Presenting a high-quality genome sequence of a female Altai Neanderthal, it has been found that the Neanderthal component in non-African modern humans is more related to the Mezmaiskaya Neanderthal than to the Altai Neanderthal or the Vindija Neanderthals. By high-coverage sequencing the genome of a 50,000-year-old female Vindija Neanderthal fragment, it was later found that the Vindija and Mezmaiskaya Neanderthals did not seem to differ in the extent of their allele-sharing with modern humans. In this case, it was also found that the Neanderthal component in non-African modern humans is more closely related to the Vindija and Mezmaiskaya Neanderthals than to the Altai Neanderthal. These results suggest that a majority of the admixture into modern humans came from Neanderthal populations that had diverged from the Vindija and Mezmaiskaya Neanderthal lineages before the latter two diverged from each other.
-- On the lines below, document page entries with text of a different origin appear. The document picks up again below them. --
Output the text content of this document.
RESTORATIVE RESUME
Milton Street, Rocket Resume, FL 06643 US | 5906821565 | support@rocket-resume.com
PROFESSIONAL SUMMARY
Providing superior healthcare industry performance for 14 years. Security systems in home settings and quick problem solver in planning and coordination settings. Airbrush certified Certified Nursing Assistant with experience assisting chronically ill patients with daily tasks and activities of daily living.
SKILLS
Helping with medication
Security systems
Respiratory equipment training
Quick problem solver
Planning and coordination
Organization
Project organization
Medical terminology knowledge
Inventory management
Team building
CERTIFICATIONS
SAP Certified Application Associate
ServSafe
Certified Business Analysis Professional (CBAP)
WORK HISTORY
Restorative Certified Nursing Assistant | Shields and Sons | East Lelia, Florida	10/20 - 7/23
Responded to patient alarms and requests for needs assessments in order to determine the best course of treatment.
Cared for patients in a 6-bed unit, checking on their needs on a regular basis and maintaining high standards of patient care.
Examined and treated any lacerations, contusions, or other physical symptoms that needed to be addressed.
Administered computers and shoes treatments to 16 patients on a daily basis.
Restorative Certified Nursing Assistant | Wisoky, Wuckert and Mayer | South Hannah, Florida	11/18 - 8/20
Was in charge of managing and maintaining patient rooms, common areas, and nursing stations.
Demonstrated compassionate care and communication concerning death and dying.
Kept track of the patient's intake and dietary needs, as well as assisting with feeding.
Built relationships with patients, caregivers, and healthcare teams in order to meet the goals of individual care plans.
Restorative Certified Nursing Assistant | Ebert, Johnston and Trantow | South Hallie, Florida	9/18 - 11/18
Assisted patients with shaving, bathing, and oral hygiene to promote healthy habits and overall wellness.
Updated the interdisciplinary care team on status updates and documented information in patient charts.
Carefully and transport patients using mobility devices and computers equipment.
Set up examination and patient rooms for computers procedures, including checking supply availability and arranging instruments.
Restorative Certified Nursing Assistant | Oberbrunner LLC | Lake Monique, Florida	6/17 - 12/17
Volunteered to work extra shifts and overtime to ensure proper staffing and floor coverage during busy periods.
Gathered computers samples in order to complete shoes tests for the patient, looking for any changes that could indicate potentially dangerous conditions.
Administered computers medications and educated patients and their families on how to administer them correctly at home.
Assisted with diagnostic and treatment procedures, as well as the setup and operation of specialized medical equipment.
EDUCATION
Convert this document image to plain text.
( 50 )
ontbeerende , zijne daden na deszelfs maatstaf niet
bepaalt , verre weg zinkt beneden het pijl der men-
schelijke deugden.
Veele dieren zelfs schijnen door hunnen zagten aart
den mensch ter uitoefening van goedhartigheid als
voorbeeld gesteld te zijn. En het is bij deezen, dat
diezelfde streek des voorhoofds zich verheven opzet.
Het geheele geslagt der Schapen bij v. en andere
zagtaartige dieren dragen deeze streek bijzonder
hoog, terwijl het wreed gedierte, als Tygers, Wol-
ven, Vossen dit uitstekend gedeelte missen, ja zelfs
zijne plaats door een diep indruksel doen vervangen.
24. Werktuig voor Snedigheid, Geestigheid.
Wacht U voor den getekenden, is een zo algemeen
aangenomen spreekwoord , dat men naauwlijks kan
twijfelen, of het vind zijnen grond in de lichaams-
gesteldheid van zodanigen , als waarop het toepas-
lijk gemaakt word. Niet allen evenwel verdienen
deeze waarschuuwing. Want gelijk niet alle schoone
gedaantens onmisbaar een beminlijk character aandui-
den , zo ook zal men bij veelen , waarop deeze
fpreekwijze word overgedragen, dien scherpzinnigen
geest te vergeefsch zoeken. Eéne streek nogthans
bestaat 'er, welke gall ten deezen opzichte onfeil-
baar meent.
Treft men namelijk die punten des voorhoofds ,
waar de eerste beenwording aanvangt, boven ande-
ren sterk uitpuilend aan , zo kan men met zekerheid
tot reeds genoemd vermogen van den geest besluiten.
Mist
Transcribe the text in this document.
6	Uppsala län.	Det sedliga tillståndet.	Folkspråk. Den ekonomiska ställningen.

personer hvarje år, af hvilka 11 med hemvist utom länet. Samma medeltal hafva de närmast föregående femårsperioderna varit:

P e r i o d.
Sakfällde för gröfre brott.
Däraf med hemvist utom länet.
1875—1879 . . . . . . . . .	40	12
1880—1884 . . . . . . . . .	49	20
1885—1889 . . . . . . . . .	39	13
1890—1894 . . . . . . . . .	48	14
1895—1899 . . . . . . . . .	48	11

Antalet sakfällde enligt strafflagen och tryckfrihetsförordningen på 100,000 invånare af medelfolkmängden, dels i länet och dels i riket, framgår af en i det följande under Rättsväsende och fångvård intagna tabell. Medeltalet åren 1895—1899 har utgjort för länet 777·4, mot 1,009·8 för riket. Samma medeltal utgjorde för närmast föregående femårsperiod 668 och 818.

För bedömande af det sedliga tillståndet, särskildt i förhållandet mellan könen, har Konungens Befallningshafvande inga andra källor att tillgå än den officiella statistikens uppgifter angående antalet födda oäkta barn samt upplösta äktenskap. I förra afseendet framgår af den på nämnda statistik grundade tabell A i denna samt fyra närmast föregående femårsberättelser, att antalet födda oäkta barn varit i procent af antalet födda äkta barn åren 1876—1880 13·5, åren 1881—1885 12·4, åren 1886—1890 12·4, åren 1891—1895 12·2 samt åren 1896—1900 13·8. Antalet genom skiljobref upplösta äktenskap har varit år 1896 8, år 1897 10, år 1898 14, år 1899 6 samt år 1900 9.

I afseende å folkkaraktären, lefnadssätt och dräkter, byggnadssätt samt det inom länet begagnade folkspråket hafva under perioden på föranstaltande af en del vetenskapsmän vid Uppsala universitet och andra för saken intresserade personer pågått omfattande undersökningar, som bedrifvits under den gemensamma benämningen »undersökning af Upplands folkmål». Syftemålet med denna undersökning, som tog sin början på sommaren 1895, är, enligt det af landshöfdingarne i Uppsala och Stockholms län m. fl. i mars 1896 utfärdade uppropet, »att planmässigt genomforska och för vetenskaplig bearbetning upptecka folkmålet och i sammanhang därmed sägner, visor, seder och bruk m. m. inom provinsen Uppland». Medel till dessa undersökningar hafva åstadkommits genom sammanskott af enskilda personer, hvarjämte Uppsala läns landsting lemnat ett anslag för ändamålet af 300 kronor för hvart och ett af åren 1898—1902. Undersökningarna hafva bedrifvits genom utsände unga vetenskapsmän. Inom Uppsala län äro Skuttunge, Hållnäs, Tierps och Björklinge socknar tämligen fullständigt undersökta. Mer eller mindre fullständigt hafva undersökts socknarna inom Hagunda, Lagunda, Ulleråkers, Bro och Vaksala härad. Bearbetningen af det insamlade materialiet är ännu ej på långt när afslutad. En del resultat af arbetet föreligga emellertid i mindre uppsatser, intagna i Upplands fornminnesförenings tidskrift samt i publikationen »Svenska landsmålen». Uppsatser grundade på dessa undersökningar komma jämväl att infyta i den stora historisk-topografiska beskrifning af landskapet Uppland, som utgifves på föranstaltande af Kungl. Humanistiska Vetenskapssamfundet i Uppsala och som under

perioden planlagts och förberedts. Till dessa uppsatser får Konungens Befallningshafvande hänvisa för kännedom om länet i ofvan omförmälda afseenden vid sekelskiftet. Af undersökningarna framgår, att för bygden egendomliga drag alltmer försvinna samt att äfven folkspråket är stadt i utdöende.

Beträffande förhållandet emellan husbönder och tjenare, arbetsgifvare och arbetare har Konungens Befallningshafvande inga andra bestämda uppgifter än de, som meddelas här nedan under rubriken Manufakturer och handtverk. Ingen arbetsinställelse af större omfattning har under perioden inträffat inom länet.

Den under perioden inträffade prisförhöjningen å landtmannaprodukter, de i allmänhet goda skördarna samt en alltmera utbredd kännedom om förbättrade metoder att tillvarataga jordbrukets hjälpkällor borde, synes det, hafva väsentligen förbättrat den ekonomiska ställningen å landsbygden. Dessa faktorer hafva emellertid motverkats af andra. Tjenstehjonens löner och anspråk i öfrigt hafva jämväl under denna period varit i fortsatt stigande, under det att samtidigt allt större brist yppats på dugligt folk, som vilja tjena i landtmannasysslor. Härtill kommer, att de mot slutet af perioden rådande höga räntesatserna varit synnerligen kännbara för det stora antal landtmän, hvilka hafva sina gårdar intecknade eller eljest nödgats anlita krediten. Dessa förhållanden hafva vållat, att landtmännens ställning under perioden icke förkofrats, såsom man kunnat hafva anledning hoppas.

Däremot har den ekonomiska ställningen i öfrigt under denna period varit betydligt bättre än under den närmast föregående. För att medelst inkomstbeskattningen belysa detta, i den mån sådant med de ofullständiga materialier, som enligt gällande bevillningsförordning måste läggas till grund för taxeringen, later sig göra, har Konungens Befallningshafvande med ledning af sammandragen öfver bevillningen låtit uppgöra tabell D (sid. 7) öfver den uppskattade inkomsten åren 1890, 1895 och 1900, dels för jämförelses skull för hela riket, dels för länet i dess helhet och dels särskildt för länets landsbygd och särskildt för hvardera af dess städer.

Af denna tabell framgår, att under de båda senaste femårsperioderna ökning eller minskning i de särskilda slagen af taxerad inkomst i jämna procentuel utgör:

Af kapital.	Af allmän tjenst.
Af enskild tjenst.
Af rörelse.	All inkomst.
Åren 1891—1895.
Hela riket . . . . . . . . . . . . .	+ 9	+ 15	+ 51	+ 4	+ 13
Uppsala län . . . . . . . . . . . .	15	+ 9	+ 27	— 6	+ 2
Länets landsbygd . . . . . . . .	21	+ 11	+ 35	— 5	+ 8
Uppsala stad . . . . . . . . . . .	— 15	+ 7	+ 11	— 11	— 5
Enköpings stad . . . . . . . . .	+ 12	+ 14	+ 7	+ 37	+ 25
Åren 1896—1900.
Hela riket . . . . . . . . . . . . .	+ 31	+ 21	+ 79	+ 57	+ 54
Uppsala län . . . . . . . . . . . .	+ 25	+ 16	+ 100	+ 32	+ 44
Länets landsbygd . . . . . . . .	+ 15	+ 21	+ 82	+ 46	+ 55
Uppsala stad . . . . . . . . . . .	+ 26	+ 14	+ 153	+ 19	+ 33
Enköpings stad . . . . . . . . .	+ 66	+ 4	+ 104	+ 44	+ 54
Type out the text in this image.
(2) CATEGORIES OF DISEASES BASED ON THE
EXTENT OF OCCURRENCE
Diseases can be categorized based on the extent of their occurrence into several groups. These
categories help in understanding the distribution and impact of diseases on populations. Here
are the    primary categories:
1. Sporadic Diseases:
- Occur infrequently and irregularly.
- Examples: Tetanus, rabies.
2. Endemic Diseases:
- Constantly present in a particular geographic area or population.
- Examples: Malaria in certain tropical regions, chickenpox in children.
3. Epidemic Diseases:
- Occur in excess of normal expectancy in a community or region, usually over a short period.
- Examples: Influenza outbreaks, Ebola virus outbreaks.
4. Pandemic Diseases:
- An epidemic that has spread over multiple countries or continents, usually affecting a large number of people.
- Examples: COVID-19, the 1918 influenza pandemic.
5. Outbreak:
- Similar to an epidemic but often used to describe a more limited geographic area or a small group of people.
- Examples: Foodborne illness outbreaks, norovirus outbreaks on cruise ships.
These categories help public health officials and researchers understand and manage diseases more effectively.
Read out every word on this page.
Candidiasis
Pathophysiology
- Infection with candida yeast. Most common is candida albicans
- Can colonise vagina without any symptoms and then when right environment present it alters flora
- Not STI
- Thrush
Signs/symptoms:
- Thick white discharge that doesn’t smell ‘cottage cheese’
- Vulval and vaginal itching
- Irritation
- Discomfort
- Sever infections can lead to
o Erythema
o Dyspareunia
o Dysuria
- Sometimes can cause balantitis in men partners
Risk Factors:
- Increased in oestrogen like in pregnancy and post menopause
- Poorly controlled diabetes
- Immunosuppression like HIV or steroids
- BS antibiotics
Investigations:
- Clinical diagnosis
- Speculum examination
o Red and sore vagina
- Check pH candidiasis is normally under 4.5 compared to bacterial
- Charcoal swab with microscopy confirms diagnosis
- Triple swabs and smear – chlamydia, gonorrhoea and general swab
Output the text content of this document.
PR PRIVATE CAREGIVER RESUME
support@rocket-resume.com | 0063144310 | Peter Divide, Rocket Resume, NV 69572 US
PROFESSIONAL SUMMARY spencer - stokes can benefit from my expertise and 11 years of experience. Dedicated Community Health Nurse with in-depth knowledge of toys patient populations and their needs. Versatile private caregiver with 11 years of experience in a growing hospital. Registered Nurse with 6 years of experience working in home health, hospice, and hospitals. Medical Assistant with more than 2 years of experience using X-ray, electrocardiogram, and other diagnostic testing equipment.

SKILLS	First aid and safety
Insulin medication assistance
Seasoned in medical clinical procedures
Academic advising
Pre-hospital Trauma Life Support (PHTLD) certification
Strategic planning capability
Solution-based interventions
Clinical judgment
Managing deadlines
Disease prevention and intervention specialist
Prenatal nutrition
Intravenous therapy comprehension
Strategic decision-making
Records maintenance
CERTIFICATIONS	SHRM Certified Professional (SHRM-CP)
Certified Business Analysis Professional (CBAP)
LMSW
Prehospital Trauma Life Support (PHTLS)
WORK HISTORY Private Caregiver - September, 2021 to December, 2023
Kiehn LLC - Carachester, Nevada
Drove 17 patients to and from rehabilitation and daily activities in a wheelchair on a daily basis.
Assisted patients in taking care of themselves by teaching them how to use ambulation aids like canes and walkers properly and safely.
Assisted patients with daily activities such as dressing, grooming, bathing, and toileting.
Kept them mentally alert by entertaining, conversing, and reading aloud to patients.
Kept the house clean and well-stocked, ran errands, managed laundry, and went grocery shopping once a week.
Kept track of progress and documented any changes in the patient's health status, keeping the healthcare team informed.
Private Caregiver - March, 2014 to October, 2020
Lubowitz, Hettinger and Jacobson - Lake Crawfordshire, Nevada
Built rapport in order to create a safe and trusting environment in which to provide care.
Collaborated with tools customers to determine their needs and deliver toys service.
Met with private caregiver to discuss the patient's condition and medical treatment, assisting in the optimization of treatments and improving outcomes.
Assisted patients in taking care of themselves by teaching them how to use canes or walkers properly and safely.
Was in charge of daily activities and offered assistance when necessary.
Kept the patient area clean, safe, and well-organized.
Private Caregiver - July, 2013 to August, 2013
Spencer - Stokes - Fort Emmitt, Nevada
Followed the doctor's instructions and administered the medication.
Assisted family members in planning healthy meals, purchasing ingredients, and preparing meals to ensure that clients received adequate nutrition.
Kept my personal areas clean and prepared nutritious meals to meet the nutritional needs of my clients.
Analysis of chromosome 21 of the Altai, El Sidrón, and Vindija Neanderthals indicates that of these three lineages, only the El Sidrón and Vindija Neanderthals display significant rates of gene flow into modern humans, suggesting that the El Sidrón and Vindija Neanderthals are more closely related than the Altai Neanderthal to the Neanderthals that interbred with modern humans about 47,000–65,000 years ago. Conversely, significant rates of modern human gene flow into Neanderthals occurred—of the three examined lineages—for only the Altai Neanderthal, suggesting that modern human gene flow into Neanderthals mainly took place after the separation of the Altai Neanderthals from the El Sidrón and Vindija Neanderthals that occurred roughly 110,000 years ago. The findings show that the source of modern human gene flow into Neanderthals originated from a population of early modern humans from about 100,000 years ago, predating the out-of-Africa migration of the modern human ancestors of present-day non-Africans.